Audrey is about a typical suburban family, in that we’re introduced to the father as he wanks into one of those hand held fake plastic vaginas, only he’s interrupted by his family who are all horrified and then the dog runs off with it. At least now we know he’s a wanker.

There’s also two daughters. One of which is good looking so she’s a bitch, while the other is in a wheelchair but she’s also kind of bitchy so fair enough. The real story is the mother. She used to be a soap actress largely remembered for not being on any of the popular soaps but still giving a “suck it losers, I’ve made it” speech at the Logies right before it all fell apart.

The good-looking daughter is Audrey so you might think this is her story. But no. No sooner have we got to know her deal – hates her family, wants to run away with her sleazy musician boyfriend, is being forced into an acting career by her stage mum – than she falls off the roof and ends up in a coma. The big comedic twist is that this instantly improves everyone else’s lives.

Suddenly the wheelchair daughter is popular and famous and waving a fencing rapier around. The dad is off having gay sex with a porn producer while now also boning his wife (seems they’re in an open marriage, which maybe someone could have mentioned earlier). And the mum? Her acting career is back in business now that she’s pretending to be her daughter at some dodgy acting school.

Surprisingly, this is probably the best stretch of the movie. It turns out that seeing people be happy and successful is more entertaining than having them sling shit at each other and everyone around them.

Anyway, Audrey’s coma can’t last, we all know that. Nobody likes spoilers so lets just say you will in no way be surprised by anything that happens in the final third of the movie, unless you were actually paying attention to the first two thirds of the movie in which case there are a number of scenes that feel like the kind of thing that should happen but don’t actually flow on logically from anyone’s behaviour.

But who cares about story or character or anything like that. Is it funny? Yeah, nah. There are some semi-decent jokes scattered around the place. But a lot of the comedy is the kind of thing that you can imagine people saying “yeah, that’ll be funny” rather than actually laughing at.

For example, there’s a high school benefit concert for Audrey that’s the kind of thing Chris Lilley was doing 20 years ago and it wasn’t much chop then. Come to think of it, a pushy suburban stage mum is also pretty Chris Lilley. And while the Christian Porn the dad gets mixed up in is more explicit than anything Lilley ever got up to, the basic concept is very much in his wheelhouse. Remember “cringe comedy”? Sorry for reminding you.

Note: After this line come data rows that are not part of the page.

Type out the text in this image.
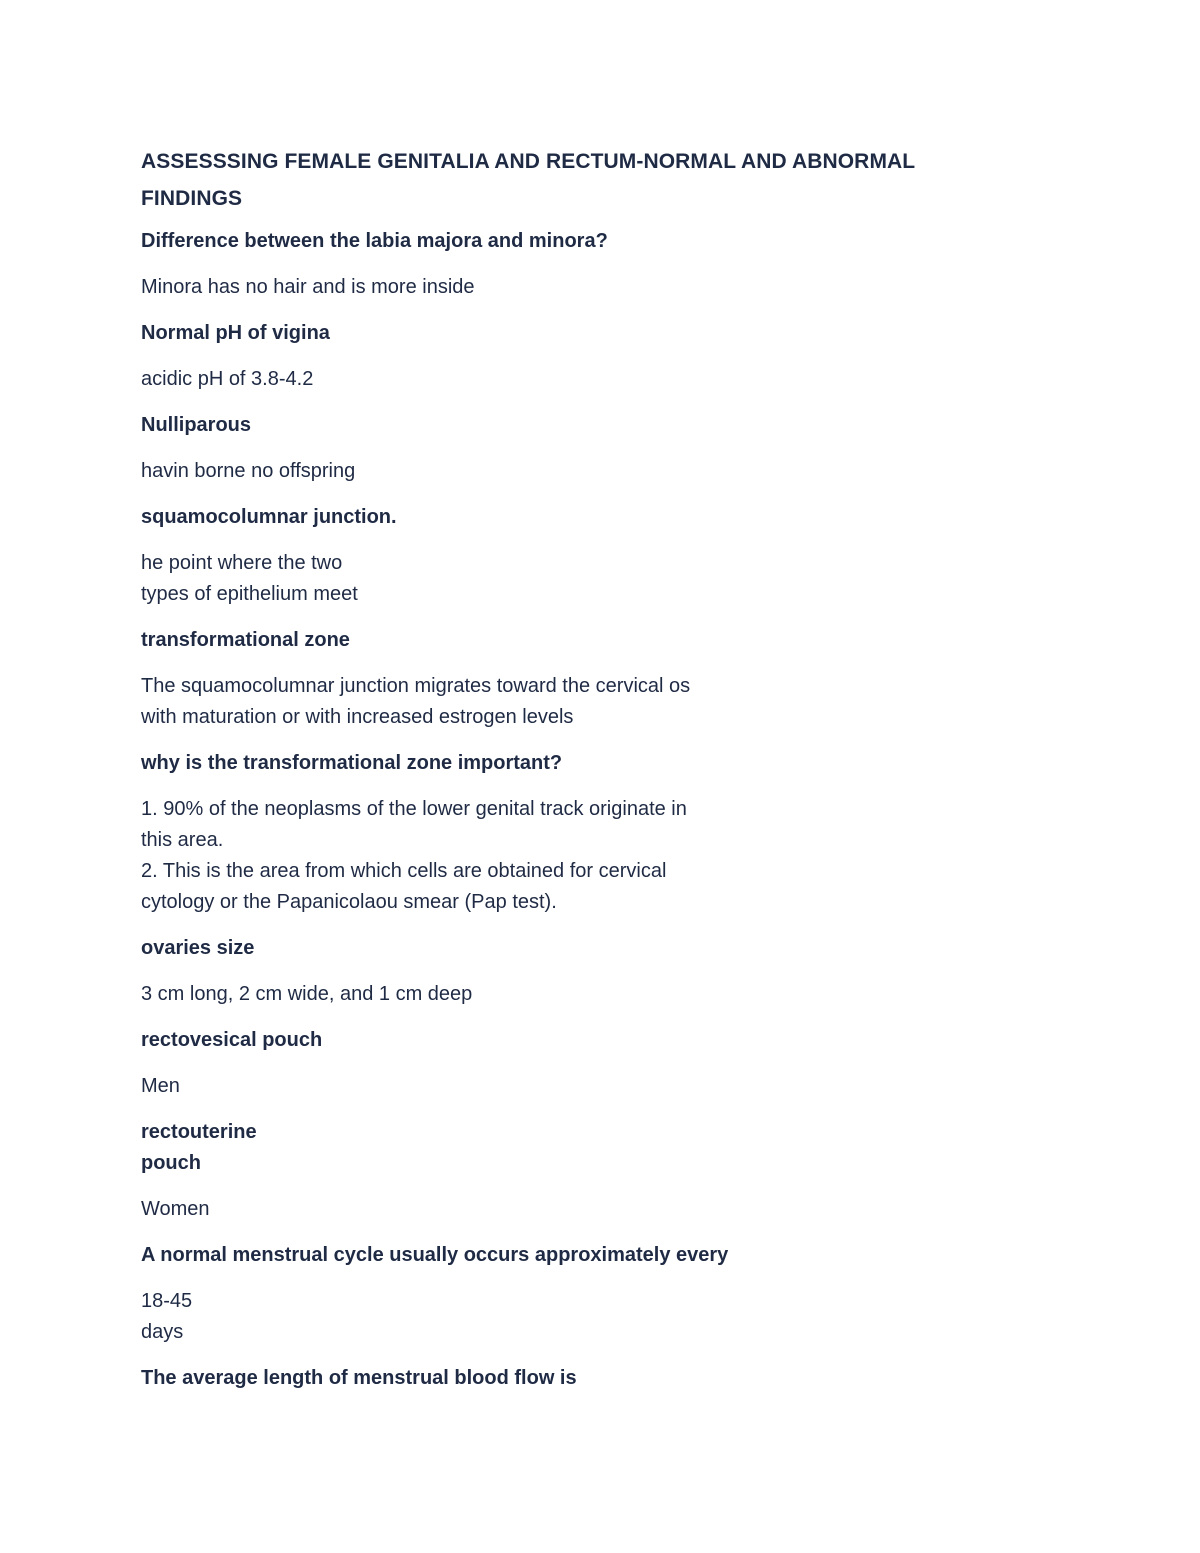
ASSESSSING FEMALE GENITALIA AND RECTUM-NORMAL AND ABNORMAL
FINDINGS
Difference between the labia majora and minora?
Minora has no hair and is more inside
Normal pH of vigina
acidic pH of 3.8-4.2
Nulliparous
havin borne no offspring
squamocolumnar junction.
he point where the two
types of epithelium meet
transformational zone
The squamocolumnar junction migrates toward the cervical os
with maturation or with increased estrogen levels
why is the transformational zone important?
1. 90% of the neoplasms of the lower genital track originate in
this area.
2. This is the area from which cells are obtained for cervical
cytology or the Papanicolaou smear (Pap test).
ovaries size
3 cm long, 2 cm wide, and 1 cm deep
rectovesical pouch
Men
rectouterine
pouch
Women
A normal menstrual cycle usually occurs approximately every
18-45
days
The average length of menstrual blood flow is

So the comedy feels like an afterthought. It’s a collection of old gags from a previous generation thrown into the mix because they pitched a “dark suburban comedy” and now they have to follow through. Fortunately, a vibrating dildo is always funny, right?

There’s probably a case to be made that the real comedy here is the parody of Australian suburbia. But yeah, piss off with that. At (the very) best this is a parody of other, older Australian films. It’s a bunch of sub-Kath & Kim level cliches only with the heart replaced by a sneering dismissiveness and some jokes about acting school classes where you have to pretend to be a tree.

It’s weird to remember there was a period there where The Castle was seen by some as being patronising towards its working class suburban subjects. Presumably this was because people actually saw The Castle, unlike the dozens of other Australian “comedies” that treated anyone living more than 20 minutes from the center of a capital city as a tasteless dimwit driven by animal urges one step removed from the gutter. Australian film has a long and largely forgettable history of sneering trips to the suburbs and beyond to depict just about everyone who dwells there as some kind of freak, and calling your half-arsed Wake in Fright-meets-Strictly Ballroom remake a black comedy exploring the dark recesses of suburban narcissism or some shit doesn’t make it any funnier.

Mind you, considering the extremely slim pickings this year Audrey is still probably the best Australian comedy movie of 2024.